I find the order confusing so I will try to work
through the order adding some of my own nuance (at the risk of further confusion).
I caution readers that I am confused about some of the Order and may be
missing the point in some of my comments.
Nevertheless here is my best shot at working through the order. I find it very difficult to summarize in
fewer words in a meaningful way.
Judge Goeke summarizes Daugerdas’ relevant trajectory as follows
(Order 1-2):
For more
than a decade beginning in the early 1990s, petitioner, a former tax attorney,
designed, sold, and implemented fraudulent tax shelters to his clients to
enabled them to evade tax.
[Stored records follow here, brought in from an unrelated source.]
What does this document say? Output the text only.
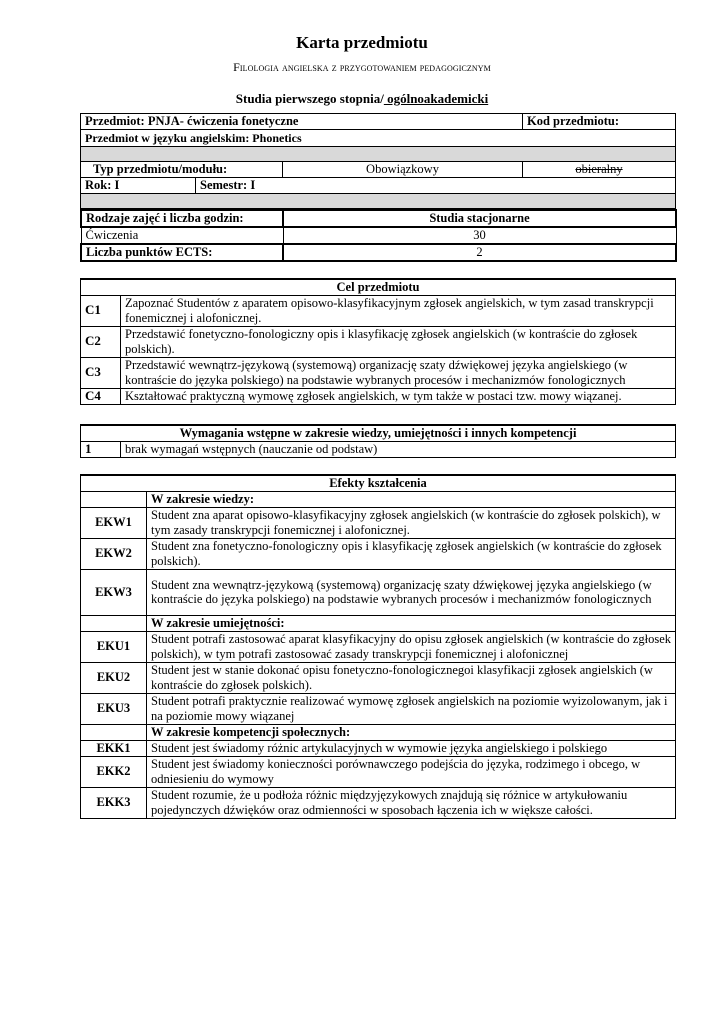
Karta przedmiotu
Filologia angielska z przygotowaniem pedagogicznym
Studia pierwszego stopnia/ ogólnoakademicki
Przedmiot: PNJA- ćwiczenia fonetyczne			Kod przedmiotu:
Przedmiot w języku angielskim: Phonetics			

Typ przedmiotu/modułu:		Obowiązkowy	obieralny
Rok: I	Semestr: I		

Rodzaje zajęć i liczba godzin:	Studia stacjonarne
Ćwiczenia	30
Liczba punktów ECTS:	2
Cel przedmiotu	
C1	Zapoznać Studentów z aparatem opisowo-klasyfikacyjnym zgłosek angielskich, w tym zasad transkrypcji fonemicznej i alofonicznej.
C2	Przedstawić fonetyczno-fonologiczny opis i klasyfikację zgłosek angielskich (w kontraście do zgłosek polskich).
C3	Przedstawić wewnątrz-językową (systemową) organizację szaty dźwiękowej języka angielskiego (w kontraście do języka polskiego) na podstawie wybranych procesów i mechanizmów fonologicznych
C4	Kształtować praktyczną wymowę zgłosek angielskich, w tym także w postaci tzw. mowy wiązanej.
Wymagania wstępne w zakresie wiedzy, umiejętności i innych kompetencji
1	brak wymagań wstępnych (nauczanie od podstaw)
Efekty kształcenia	
	W zakresie wiedzy:
EKW1	Student zna aparat opisowo-klasyfikacyjny zgłosek angielskich (w kontraście do zgłosek polskich), w tym zasady transkrypcji fonemicznej i alofonicznej.
EKW2	Student zna fonetyczno-fonologiczny opis i klasyfikację zgłosek angielskich (w kontraście do zgłosek polskich).
EKW3	Student zna wewnątrz-językową (systemową) organizację szaty dźwiękowej języka angielskiego (w kontraście do języka polskiego) na podstawie wybranych procesów i mechanizmów fonologicznych
	W zakresie umiejętności:
EKU1	Student potrafi zastosować aparat klasyfikacyjny do opisu zgłosek angielskich (w kontraście do zgłosek polskich), w tym potrafi zastosować zasady transkrypcji fonemicznej i alofonicznej
EKU2	Student jest w stanie dokonać opisu fonetyczno-fonologicznegoi klasyfikacji zgłosek angielskich (w kontraście do zgłosek polskich).
EKU3	Student potrafi praktycznie realizować wymowę zgłosek angielskich na poziomie wyizolowanym, jak i na poziomie mowy wiązanej
	W zakresie kompetencji społecznych:
EKK1	Student jest świadomy różnic artykulacyjnych w wymowie języka angielskiego i polskiego
EKK2	Student jest świadomy konieczności porównawczego podejścia do języka, rodzimego i obcego, w odniesieniu do wymowy
EKK3	Student rozumie, że u podłoża różnic międzyjęzykowych znajdują się różnice w artykułowaniu pojedynczych dźwięków oraz odmienności w sposobach łączenia ich w większe całości.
In October
2013 he was convicted in the U.S. District Court for the Southern District of
New York on mail fraud, obstruction of the administration of the internal
revenue laws, four counts of client tax evasion, and conspiracy to defraud the
United States. United States v. Daugerdas, 837 F.2d 212, 218 (2nd Cir. 2016).
He was acquitted of tax evasion for his personal income tax. At a sentencing
hearing on June 25, 2014, the District Court sentenced petitioner to 180 months
incarceration, 3 years of supervised release, restitution of $371,006,397, and
preliminary forfeiture of $164,737,500 of petitioner’s assets.
Petitioner agreed to the
restitution calculations submitted by the Government, and the District Court
adopted those calculations. At the sentencing hearing, the District Court
stated that the restitution pursuant to the Mandatory Victims Restitution Act (MVRA)
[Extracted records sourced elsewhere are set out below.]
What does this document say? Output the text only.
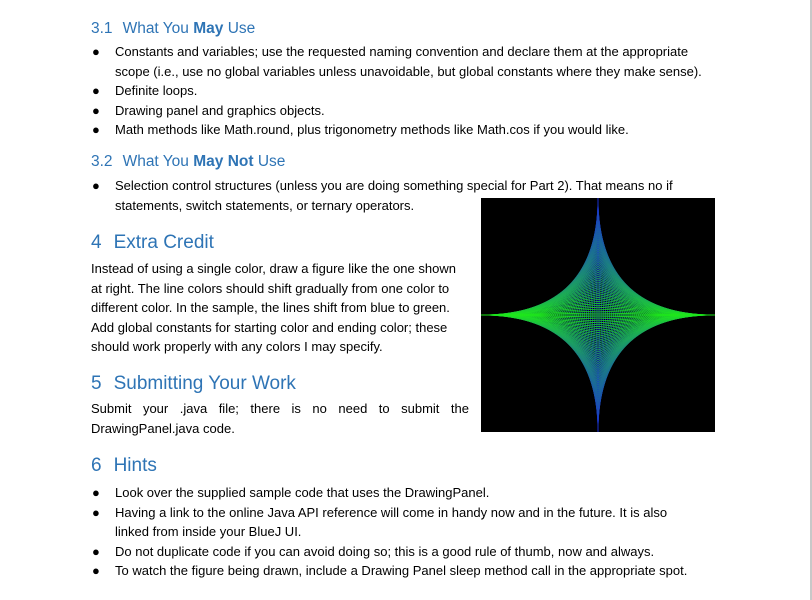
3.1 What You May Use
● Constants and variables; use the requested naming convention and declare them at the appropriate
scope (i.e., use no global variables unless unavoidable, but global constants where they make sense).
● Definite loops.
● Drawing panel and graphics objects.
● Math methods like Math.round, plus trigonometry methods like Math.cos if you would like.
3.2 What You May Not Use
● Selection control structures (unless you are doing something special for Part 2). That means no if
statements, switch statements, or ternary operators.
4 Extra Credit
Instead of using a single color, draw a figure like the one shown
at right. The line colors should shift gradually from one color to
different color. In the sample, the lines shift from blue to green.
Add global constants for starting color and ending color; these
should work properly with any colors I may specify.
5 Submitting Your Work
Submit your .java file; there is no need to submit the
DrawingPanel.java code.
6 Hints
● Look over the supplied sample code that uses the DrawingPanel.
● Having a link to the online Java API reference will come in handy now and in the future. It is also
linked from inside your BlueJ UI.
● Do not duplicate code if you can avoid doing so; this is a good rule of thumb, now and always.
● To watch the figure being drawn, include a Drawing Panel sleep method call in the appropriate spot.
and named the IRS as petitioner’s victim. It did not address a payment schedule
or expressly state whether payment was due immediately. Addressing how to
portion the restitution among petitioner and his co-defendants, it stated that
petitioner is “responsible for the full amount of restitution” and made him
jointly and severally liable with his co-defendants for $258.6 million of the
restitution. The Court noted that petitioner had criminal proceeds of $97
million, i.e., tax shelter fees.
The IRS then made a § 6201(a)(4) assessment. That provision is:
(4) Certain orders of criminal restitution
(A)In general. The Secretary shall assess and collect the amount of restitution
under an order pursuant to section 3556 of title 18, United States Code, for
failure to pay any tax imposed under this title in the same manner as if such
amount were such tax.
(B)Time of assessment. An assessment of an amount of restitution under an order
described in subparagraph (A) shall not be made before all appeals of such
order are concluded and the right to make all such appeals has expired.
(C)Restriction on challenge of assessment. The amount of such restitution may
not be challenged by the person against whom assessed on the basis of the
existence or amount of the underlying tax liability in any proceeding
authorized under this title (including in any suit or proceeding in court
permitted under section 7422).
To repeat, the crimes of conviction were: “mail fraud, obstruction of the
administration of the internal revenue laws, four counts of client tax evasion,
and conspiracy to defraud the United States.”
Restitution law divides the tax loss universe into tax loss related to
Title 26 crimes (which includes tax evasion and obstruction of the
administration of the internal revenue laws) and tax loss related to crimes
under other Code provisions, principally Title 18 (which includes mail fraud
and conspiracy). Restitution for tax
loss for Title 26 crimes is not generally available; restitution for tax loss for Title 18 crimes is
generally available.
I say generally not available for Title 26 crimes, but a court can
impose restitution for Title 26 tax crimes: (i) as a condition of supervised
release after the defendant serves his incarceration period (see Order p. 8); or
(ii) by consent of the defendant (which is a common condition in cases resolved
by plea agreement, but there is no indication that Daugerdas consented here). Judge Goeke discusses the supervised release that
the sentencing court ordered (Order p. 8) but fails to tie it to the
restitution ordered by the sentencing court.
In other words, from the factual recounting in the Order, the
restitution did not include restitution for the tax crimes of conviction but
only for the Title 18 crimes of conviction, so even if the court had imposed
(which it does not seem to have done) restitution as a condition of supervised
release, the need to tie restitution to tax crimes of conviction would seem unnecessary and nonsensical.
(The Order is not clear on this point, so I am taking a bit of a leap to
conclude that the restitution related only to Title 18 crimes of conviction.)